Mariangela Rapisarda
PhD student
Mariangela Rapisarda was born in Monza in 1992. She obtained from Politecnico di Milano the B.Sc. degree in Telecommunication Engineering in 2014 and the M.Sc. degree in Telecommunication Engineering in 2017, with a thesis regarding the impact of crosstalk in direct detection SDM optical systems in presence of multiple subcarrier modulation, developed in the Optical Communication Laboratory of PoliCom, Department of Electronics, Information and Bioengineering (DEIB).
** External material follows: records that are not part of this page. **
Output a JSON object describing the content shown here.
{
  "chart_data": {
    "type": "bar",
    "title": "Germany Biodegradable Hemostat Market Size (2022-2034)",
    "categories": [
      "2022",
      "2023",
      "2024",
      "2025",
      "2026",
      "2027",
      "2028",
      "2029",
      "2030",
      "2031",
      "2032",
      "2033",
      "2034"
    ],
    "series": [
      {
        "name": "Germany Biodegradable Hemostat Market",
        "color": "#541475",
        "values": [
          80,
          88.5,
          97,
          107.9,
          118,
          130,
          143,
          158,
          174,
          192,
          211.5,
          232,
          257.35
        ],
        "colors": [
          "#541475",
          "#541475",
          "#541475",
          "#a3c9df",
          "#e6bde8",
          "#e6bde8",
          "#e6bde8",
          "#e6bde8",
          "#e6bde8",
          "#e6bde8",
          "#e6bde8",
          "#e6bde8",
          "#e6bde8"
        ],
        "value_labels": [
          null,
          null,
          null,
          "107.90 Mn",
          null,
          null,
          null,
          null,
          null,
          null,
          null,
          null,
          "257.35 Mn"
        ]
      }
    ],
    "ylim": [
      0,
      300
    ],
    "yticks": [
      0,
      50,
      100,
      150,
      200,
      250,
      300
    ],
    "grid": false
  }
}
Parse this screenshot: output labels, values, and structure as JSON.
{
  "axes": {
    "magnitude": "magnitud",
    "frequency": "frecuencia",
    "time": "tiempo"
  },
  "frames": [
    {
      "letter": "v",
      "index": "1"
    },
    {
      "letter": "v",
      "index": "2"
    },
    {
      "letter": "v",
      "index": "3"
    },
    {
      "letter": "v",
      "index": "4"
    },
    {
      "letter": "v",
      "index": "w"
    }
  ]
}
She is now a Ph.D. student in Optical Communications, and she is involved in the European project Horizon 2020 PASSION.
Ilaria Di Luch
PhD student
Ilaria Di Luch was born in 1993. She obtained the B.Sc. degree and the M.Sc. degree in Telecommunication Engineering in 2015 and 2017 from Politecnico di Milano, developing in the Optical Communication Laboratory of PoliCom, Department of Electronics, Information and Bioengineering (DEIB) a thesis on a fibre optic fuel sensor.
She is now an interdisciplinary Ph.D. student in Telecommunication and Mechanical Engineering.